Consumers stand to benefit as well because they are offered more products, hopefully at a lower rate, because the combined company is expected to lower costs. “Hopefully, it is a win-win for both companies and the end consumer,” Sarhan says. The combined company is expected to save around $1.5 billion in annual costs by the end of 2017, Kraft Foods Group and H.J. Heinz Co. said Wednesday.

Sarhan says he can see no immediate antitrust issues. He says “Heinz is buying a complementary business, not another ketchup business.”

Lisl Dunlop, a partner at Manatt, Phelps & Phillips, LLP, in New York, says consumers could become concerned about the enormous leverage the combined company will have on food distributors. "If they own the breakfast aisle, or even 50 percent of the breakfast aisle, they may be able to leverage that against purchases, and then those price increases would be passed down to consumers," Dunlop says.

Sabino says regulators are likely to engage in a bit of horse trading with the company, however, making the deal contingent on the sale of some products and brands that overlap.

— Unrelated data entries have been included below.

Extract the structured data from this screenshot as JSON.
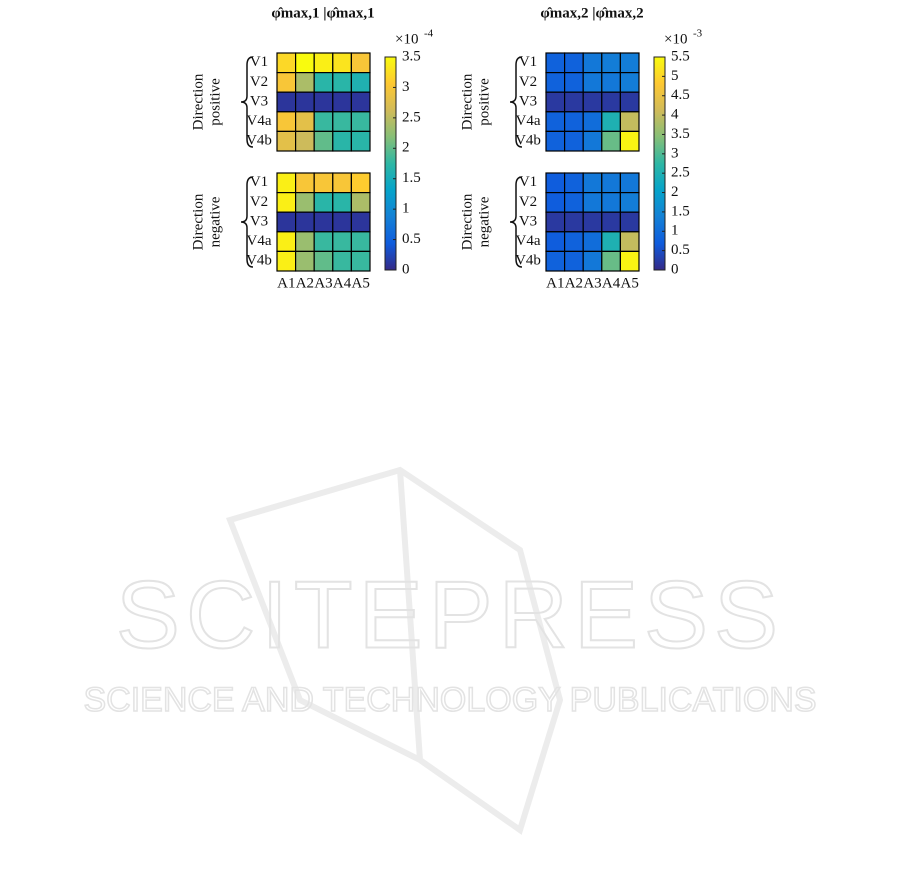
{
  "chart_data": [
    {
      "type": "heatmap",
      "title": "φ̂max,1 |φ̂max,1",
      "rows": [
        "V1",
        "V2",
        "V3",
        "V4a",
        "V4b"
      ],
      "columns": [
        "A1",
        "A2",
        "A3",
        "A4",
        "A5"
      ],
      "groups": [
        {
          "label": [
            "Direction",
            "positive"
          ],
          "values": [
            [
              3.2,
              3.5,
              3.4,
              3.3,
              3.0
            ],
            [
              3.0,
              2.4,
              1.7,
              1.7,
              1.6
            ],
            [
              0.1,
              0.1,
              0.1,
              0.1,
              0.1
            ],
            [
              3.0,
              2.8,
              1.8,
              1.8,
              1.8
            ],
            [
              2.8,
              2.6,
              2.0,
              1.7,
              1.7
            ]
          ]
        },
        {
          "label": [
            "Direction",
            "negative"
          ],
          "values": [
            [
              3.4,
              3.0,
              3.0,
              3.0,
              3.1
            ],
            [
              3.4,
              2.3,
              1.7,
              1.7,
              2.4
            ],
            [
              0.1,
              0.1,
              0.1,
              0.1,
              0.1
            ],
            [
              3.4,
              2.3,
              1.8,
              1.8,
              1.8
            ],
            [
              3.4,
              2.3,
              2.0,
              1.8,
              1.8
            ]
          ]
        }
      ],
      "clim": [
        0,
        3.5
      ],
      "cticks": [
        0,
        0.5,
        1,
        1.5,
        2,
        2.5,
        3,
        3.5
      ],
      "colorbar_multiplier": "×10",
      "colorbar_exponent": "-4",
      "colormap": [
        "#352a87",
        "#0f5cdd",
        "#1481d6",
        "#06a4ca",
        "#2eb7a4",
        "#87bf77",
        "#d1bb59",
        "#fec832",
        "#f9fb0e"
      ]
    },
    {
      "type": "heatmap",
      "title": "φ̂max,2 |φ̂max,2",
      "rows": [
        "V1",
        "V2",
        "V3",
        "V4a",
        "V4b"
      ],
      "columns": [
        "A1",
        "A2",
        "A3",
        "A4",
        "A5"
      ],
      "groups": [
        {
          "label": [
            "Direction",
            "positive"
          ],
          "values": [
            [
              0.8,
              0.8,
              1.2,
              1.3,
              1.3
            ],
            [
              0.8,
              0.8,
              1.2,
              1.2,
              1.3
            ],
            [
              0.2,
              0.2,
              0.2,
              0.2,
              0.2
            ],
            [
              0.8,
              0.8,
              1.0,
              2.5,
              4.0
            ],
            [
              0.8,
              0.8,
              1.2,
              3.2,
              5.4
            ]
          ]
        },
        {
          "label": [
            "Direction",
            "negative"
          ],
          "values": [
            [
              0.7,
              0.8,
              1.2,
              1.2,
              1.2
            ],
            [
              0.7,
              0.8,
              1.2,
              1.2,
              1.3
            ],
            [
              0.2,
              0.2,
              0.2,
              0.2,
              0.2
            ],
            [
              0.7,
              0.8,
              1.0,
              2.5,
              4.0
            ],
            [
              0.8,
              0.8,
              1.2,
              3.2,
              5.4
            ]
          ]
        }
      ],
      "clim": [
        0,
        5.5
      ],
      "cticks": [
        0,
        0.5,
        1,
        1.5,
        2,
        2.5,
        3,
        3.5,
        4,
        4.5,
        5,
        5.5
      ],
      "colorbar_multiplier": "×10",
      "colorbar_exponent": "-3",
      "colormap": [
        "#352a87",
        "#0f5cdd",
        "#1481d6",
        "#06a4ca",
        "#2eb7a4",
        "#87bf77",
        "#d1bb59",
        "#fec832",
        "#f9fb0e"
      ]
    }
  ],
  "watermark": {
    "title": "SCITEPRESS",
    "subtitle": "SCIENCE AND TECHNOLOGY PUBLICATIONS"
  }
}
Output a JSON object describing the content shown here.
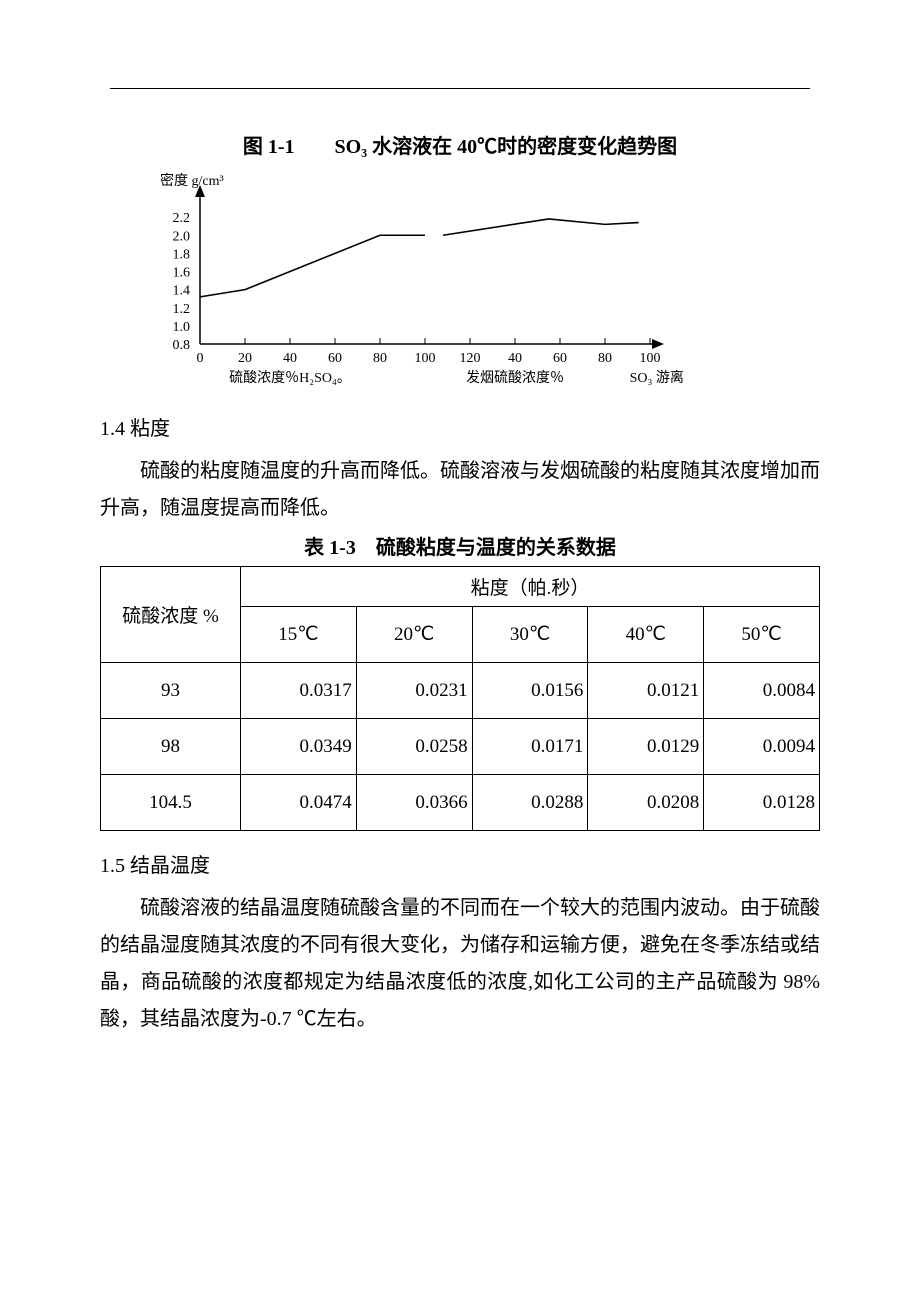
{
  "figure": {
    "title": "图 1-1　　SO₃ 水溶液在 40℃时的密度变化趋势图",
    "y_label": "密度  g/cm³",
    "x_label_left": "硫酸浓度％H₂SO₄。",
    "x_label_mid": "发烟硫酸浓度％",
    "x_label_right": "SO₃ 游离",
    "type": "line",
    "y_ticks": [
      "0.8",
      "1.0",
      "1.2",
      "1.4",
      "1.6",
      "1.8",
      "2.0",
      "2.2"
    ],
    "ylim": [
      0.8,
      2.4
    ],
    "x_ticks_left": [
      "0",
      "20",
      "40",
      "60",
      "80",
      "100"
    ],
    "x_ticks_right": [
      "120",
      "40",
      "60",
      "80",
      "100"
    ],
    "line_color": "#000000",
    "background_color": "#ffffff",
    "axis_color": "#000000",
    "line_points": [
      {
        "x": 0,
        "y": 1.32
      },
      {
        "x": 20,
        "y": 1.4
      },
      {
        "x": 80,
        "y": 2.0
      },
      {
        "x": 100,
        "y": 2.0
      },
      {
        "x": 108,
        "y": 2.0
      },
      {
        "x": 155,
        "y": 2.18
      },
      {
        "x": 180,
        "y": 2.12
      },
      {
        "x": 195,
        "y": 2.14
      }
    ]
  },
  "section_viscosity": {
    "heading": "1.4 粘度",
    "body": "硫酸的粘度随温度的升高而降低。硫酸溶液与发烟硫酸的粘度随其浓度增加而升高，随温度提高而降低。"
  },
  "table": {
    "title": "表 1-3　硫酸粘度与温度的关系数据",
    "row_header": "硫酸浓度  %",
    "group_header": "粘度（帕.秒）",
    "columns": [
      "15℃",
      "20℃",
      "30℃",
      "40℃",
      "50℃"
    ],
    "rows": [
      {
        "label": "93",
        "cells": [
          "0.0317",
          "0.0231",
          "0.0156",
          "0.0121",
          "0.0084"
        ]
      },
      {
        "label": "98",
        "cells": [
          "0.0349",
          "0.0258",
          "0.0171",
          "0.0129",
          "0.0094"
        ]
      },
      {
        "label": "104.5",
        "cells": [
          "0.0474",
          "0.0366",
          "0.0288",
          "0.0208",
          "0.0128"
        ]
      }
    ],
    "border_color": "#000000",
    "font_size": 19
  },
  "section_crystal": {
    "heading": "1.5 结晶温度",
    "body": "硫酸溶液的结晶温度随硫酸含量的不同而在一个较大的范围内波动。由于硫酸的结晶湿度随其浓度的不同有很大变化，为储存和运输方便，避免在冬季冻结或结晶，商品硫酸的浓度都规定为结晶浓度低的浓度,如化工公司的主产品硫酸为 98%酸，其结晶浓度为-0.7 ℃左右。"
  }
}
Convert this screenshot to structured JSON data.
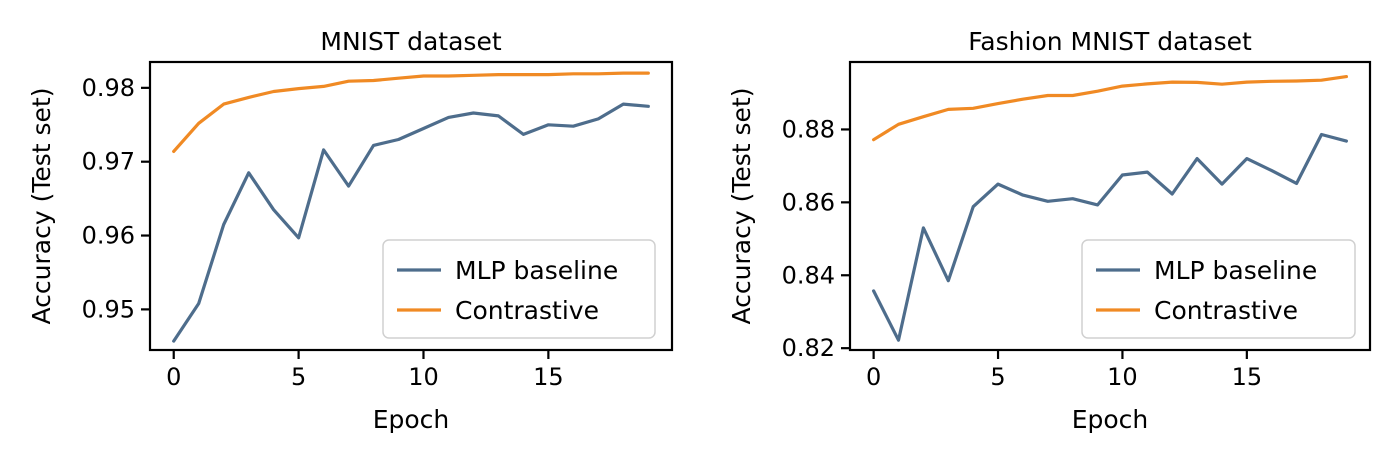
{
  "chart_data": [
    {
      "type": "line",
      "title": "MNIST dataset",
      "xlabel": "Epoch",
      "ylabel": "Accuracy (Test set)",
      "xlim": [
        -0.95,
        19.95
      ],
      "ylim": [
        0.9445,
        0.9835
      ],
      "xticks": [
        0,
        5,
        10,
        15
      ],
      "xtick_labels": [
        "0",
        "5",
        "10",
        "15"
      ],
      "yticks": [
        0.95,
        0.96,
        0.97,
        0.98
      ],
      "ytick_labels": [
        "0.95",
        "0.96",
        "0.97",
        "0.98"
      ],
      "legend": "lower-right",
      "grid": false,
      "x": [
        0,
        1,
        2,
        3,
        4,
        5,
        6,
        7,
        8,
        9,
        10,
        11,
        12,
        13,
        14,
        15,
        16,
        17,
        18,
        19
      ],
      "series": [
        {
          "name": "MLP baseline",
          "color": "#4e6d8c",
          "values": [
            0.9457,
            0.9508,
            0.9615,
            0.9685,
            0.9635,
            0.9597,
            0.9716,
            0.9667,
            0.9722,
            0.973,
            0.9745,
            0.976,
            0.9766,
            0.9762,
            0.9737,
            0.975,
            0.9748,
            0.9758,
            0.9778,
            0.9775
          ]
        },
        {
          "name": "Contrastive",
          "color": "#f08a24",
          "values": [
            0.9714,
            0.9752,
            0.9778,
            0.9787,
            0.9795,
            0.9799,
            0.9802,
            0.9809,
            0.981,
            0.9813,
            0.9816,
            0.9816,
            0.9817,
            0.9818,
            0.9818,
            0.9818,
            0.9819,
            0.9819,
            0.982,
            0.982
          ]
        }
      ]
    },
    {
      "type": "line",
      "title": "Fashion MNIST dataset",
      "xlabel": "Epoch",
      "ylabel": "Accuracy (Test set)",
      "xlim": [
        -0.95,
        19.95
      ],
      "ylim": [
        0.8195,
        0.8985
      ],
      "xticks": [
        0,
        5,
        10,
        15
      ],
      "xtick_labels": [
        "0",
        "5",
        "10",
        "15"
      ],
      "yticks": [
        0.82,
        0.84,
        0.86,
        0.88
      ],
      "ytick_labels": [
        "0.82",
        "0.84",
        "0.86",
        "0.88"
      ],
      "legend": "lower-right",
      "grid": false,
      "x": [
        0,
        1,
        2,
        3,
        4,
        5,
        6,
        7,
        8,
        9,
        10,
        11,
        12,
        13,
        14,
        15,
        16,
        17,
        18,
        19
      ],
      "series": [
        {
          "name": "MLP baseline",
          "color": "#4e6d8c",
          "values": [
            0.8357,
            0.8222,
            0.853,
            0.8385,
            0.8588,
            0.865,
            0.862,
            0.8603,
            0.861,
            0.8593,
            0.8675,
            0.8683,
            0.8623,
            0.872,
            0.865,
            0.872,
            0.8687,
            0.8652,
            0.8786,
            0.8768
          ]
        },
        {
          "name": "Contrastive",
          "color": "#f08a24",
          "values": [
            0.8772,
            0.8814,
            0.8835,
            0.8855,
            0.8858,
            0.8871,
            0.8883,
            0.8893,
            0.8893,
            0.8905,
            0.8919,
            0.8925,
            0.893,
            0.8929,
            0.8924,
            0.893,
            0.8932,
            0.8933,
            0.8935,
            0.8945
          ]
        }
      ]
    }
  ]
}
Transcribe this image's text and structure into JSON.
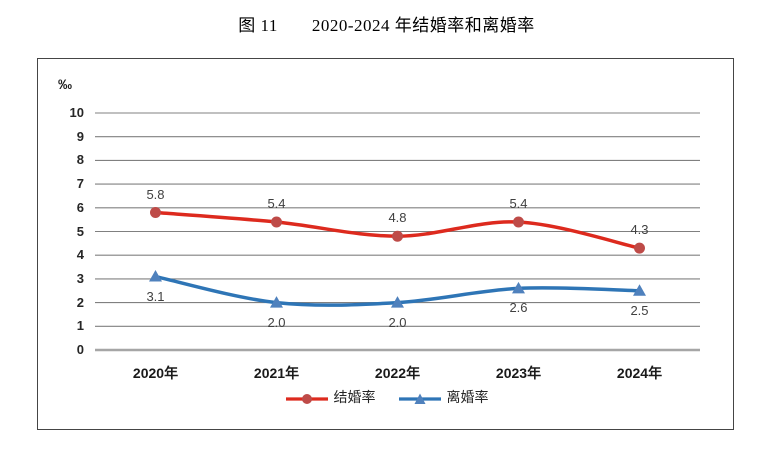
{
  "title": {
    "figure_label": "图 11",
    "text": "2020-2024 年结婚率和离婚率"
  },
  "chart_data": {
    "type": "line",
    "smoothed": true,
    "unit_label": "‰",
    "categories": [
      "2020年",
      "2021年",
      "2022年",
      "2023年",
      "2024年"
    ],
    "series": [
      {
        "name": "结婚率",
        "values": [
          5.8,
          5.4,
          4.8,
          5.4,
          4.3
        ],
        "data_labels": [
          "5.8",
          "5.4",
          "4.8",
          "5.4",
          "4.3"
        ],
        "color": "#DD2A1E",
        "marker_color": "#BE4B48",
        "marker": "circle",
        "label_position": "above"
      },
      {
        "name": "离婚率",
        "values": [
          3.1,
          2.0,
          2.0,
          2.6,
          2.5
        ],
        "data_labels": [
          "3.1",
          "2.0",
          "2.0",
          "2.6",
          "2.5"
        ],
        "color": "#2E75B6",
        "marker_color": "#4F81BD",
        "marker": "triangle",
        "label_position": "below"
      }
    ],
    "ylim": [
      0,
      10
    ],
    "ytick_step": 1,
    "grid": true,
    "gridline_color": "#808080",
    "axis_line_color": "#A6A6A6",
    "legend_position": "bottom"
  }
}
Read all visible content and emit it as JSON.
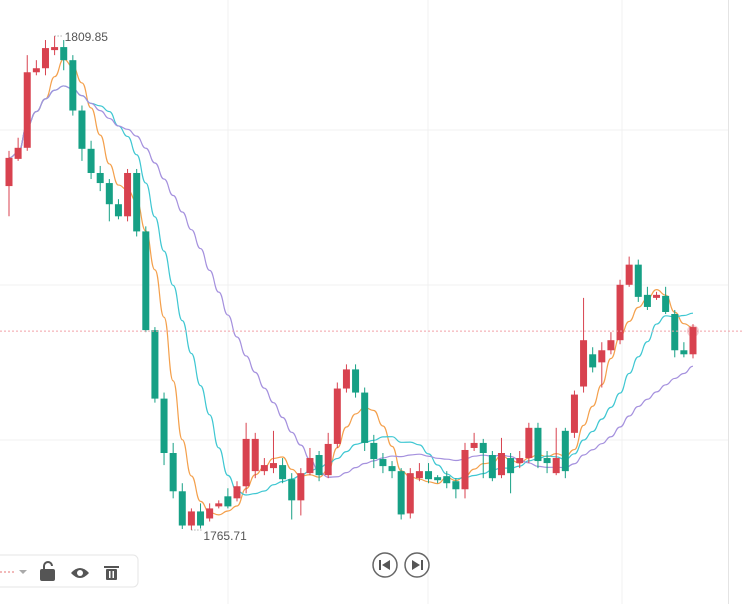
{
  "chart_data": {
    "type": "candlestick",
    "annotations": [
      "1809.85",
      "1765.71"
    ],
    "up_color": "#d8424f",
    "down_color": "#16a085",
    "ma": [
      {
        "period": 5,
        "color": "#f4a04c"
      },
      {
        "period": 10,
        "color": "#3fc7d2"
      },
      {
        "period": 20,
        "color": "#a591de"
      }
    ],
    "open": [
      1796.44,
      1798.87,
      1799.86,
      1806.61,
      1806.97,
      1808.59,
      1808.86,
      1807.69,
      1803.19,
      1799.77,
      1797.61,
      1796.71,
      1794.82,
      1793.74,
      1797.61,
      1792.39,
      1783.57,
      1777.45,
      1772.59,
      1769.17,
      1766.11,
      1767.37,
      1766.74,
      1767.82,
      1768.72,
      1768.54,
      1769.62,
      1770.97,
      1770.97,
      1771.24,
      1771.51,
      1770.25,
      1768.36,
      1770.79,
      1772.41,
      1770.61,
      1773.4,
      1778.35,
      1780.06,
      1777.99,
      1773.49,
      1772.05,
      1771.42,
      1770.97,
      1767.19,
      1770.34,
      1770.97,
      1770.43,
      1770.52,
      1770.07,
      1769.35,
      1773.04,
      1773.49,
      1772.41,
      1770.61,
      1772.14,
      1771.69,
      1772.14,
      1774.84,
      1772.14,
      1770.79,
      1774.57,
      1774.39,
      1778.53,
      1781.41,
      1780.69,
      1781.77,
      1782.67,
      1787.62,
      1789.42,
      1786.72,
      1786.45,
      1786.63,
      1785.01,
      1781.77,
      1781.41
    ],
    "high": [
      1799.59,
      1800.76,
      1808.14,
      1807.69,
      1809.49,
      1809.85,
      1809.49,
      1808.14,
      1803.64,
      1800.49,
      1798.24,
      1797.07,
      1795.27,
      1797.97,
      1797.97,
      1792.84,
      1783.84,
      1777.99,
      1773.49,
      1769.89,
      1767.64,
      1768.09,
      1768.09,
      1768.36,
      1769.44,
      1770.07,
      1775.29,
      1774.39,
      1772.14,
      1774.57,
      1772.14,
      1770.79,
      1771.24,
      1773.04,
      1772.77,
      1774.39,
      1778.89,
      1780.51,
      1780.51,
      1778.44,
      1774.21,
      1772.59,
      1771.87,
      1771.24,
      1771.24,
      1771.69,
      1771.69,
      1770.61,
      1770.97,
      1770.34,
      1773.49,
      1774.39,
      1773.85,
      1772.77,
      1773.94,
      1772.59,
      1772.77,
      1775.29,
      1775.29,
      1772.77,
      1774.84,
      1774.84,
      1778.17,
      1786.45,
      1782.04,
      1782.49,
      1783.39,
      1788.07,
      1790.14,
      1789.87,
      1787.44,
      1786.99,
      1787.44,
      1785.37,
      1782.49,
      1784.11
    ],
    "low": [
      1793.74,
      1798.69,
      1799.59,
      1806.34,
      1806.34,
      1808.14,
      1806.79,
      1802.74,
      1798.69,
      1797.07,
      1795.99,
      1793.29,
      1793.47,
      1793.29,
      1791.94,
      1783.39,
      1777.09,
      1771.51,
      1768.54,
      1765.8,
      1765.71,
      1765.84,
      1766.47,
      1767.64,
      1767.64,
      1768.27,
      1768.99,
      1770.34,
      1770.61,
      1770.79,
      1769.89,
      1766.65,
      1767.01,
      1770.61,
      1770.07,
      1770.34,
      1773.04,
      1777.99,
      1777.54,
      1772.77,
      1771.24,
      1770.79,
      1770.34,
      1766.65,
      1766.74,
      1770.07,
      1769.89,
      1769.89,
      1769.44,
      1768.54,
      1768.54,
      1772.77,
      1770.34,
      1770.07,
      1770.34,
      1768.99,
      1771.24,
      1771.69,
      1771.24,
      1770.79,
      1770.61,
      1770.34,
      1773.94,
      1777.99,
      1779.79,
      1778.44,
      1781.41,
      1782.31,
      1787.44,
      1786.09,
      1785.37,
      1786.27,
      1785.01,
      1781.14,
      1781.14,
      1781.05
    ],
    "close": [
      1798.96,
      1799.86,
      1806.61,
      1806.97,
      1808.77,
      1808.86,
      1807.69,
      1803.19,
      1799.77,
      1797.61,
      1796.71,
      1794.82,
      1793.74,
      1797.61,
      1792.39,
      1783.57,
      1777.45,
      1772.59,
      1769.17,
      1766.11,
      1767.37,
      1766.11,
      1767.64,
      1768.09,
      1767.82,
      1769.62,
      1773.85,
      1773.85,
      1771.51,
      1771.69,
      1770.25,
      1768.36,
      1770.79,
      1772.14,
      1770.61,
      1773.4,
      1778.35,
      1780.06,
      1777.99,
      1773.49,
      1772.05,
      1771.42,
      1770.97,
      1767.1,
      1770.79,
      1770.97,
      1770.25,
      1770.16,
      1769.89,
      1769.35,
      1772.86,
      1773.49,
      1772.59,
      1770.34,
      1772.59,
      1770.79,
      1772.14,
      1774.84,
      1771.87,
      1771.69,
      1772.14,
      1770.97,
      1777.81,
      1782.67,
      1780.24,
      1781.77,
      1782.67,
      1787.62,
      1789.42,
      1786.54,
      1785.64,
      1786.72,
      1785.19,
      1781.77,
      1781.41,
      1783.84
    ]
  }
}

For instance, Heinz has a brand of pickles; Kraft does, too -- Claussen. Regulators could force the combined company to sell one of those product lines to a competitor in order to diminish its market power.

The aim of regulators is to prevent the new company from possessing the kind of market control that would allow it to reduce consumer choices, decrease production and raise prices. Although the combined Kraft-Heinz entity will dominate many brand areas, Sabino says 1999’s Exxon-Mobil deal is the model regulators are likely to apply. At the time of the merger, hundreds of suburban intersections across the country featured an Exxon station on one corner and a Mobil operation across the street. “Regulators still allowed the merger,” Sabino says, pointing out that the Department of Justice asked Exxon Mobil to sell stations that were too close to one another. Sabino cautions that regulators are not concerned with a company’s eventual size. “Remember: The point of American antitrust law is to protect competition -- not to protect individual competitors” Sabino says.

Billionaire investor Warren Buffett’s Berkshire Hathaway and Brazilian private equity firm 3G Capital, which own H.J. Heinz Company, will invest an additional $10 billion in the combined company. Under the terms of the deal, Heinz shareholders will own a 51 percent stake in the combined company, while Kraft shareholders will hold a 49 percent stake and receive a special cash dividend of $16.50 per share.

Bernardo Hees, CEO of Heinz, will become CEO of The Kraft Heinz Company, and Alex Behring, Heinz chairman and managing partner at 3G Capital, will be chairman. John Cahill, Kraft CEO and chairman, will become vice chairman.

The deal is expected to close in the second half of 2015.

Shares of Kraft Foods Group Inc. soared to $82.77 in afternoon trading. Heinz was sold in 2013 to Buffett's Berkshire Hathaway and the Brazilian investment firm 3G Capital for $23.3 billion.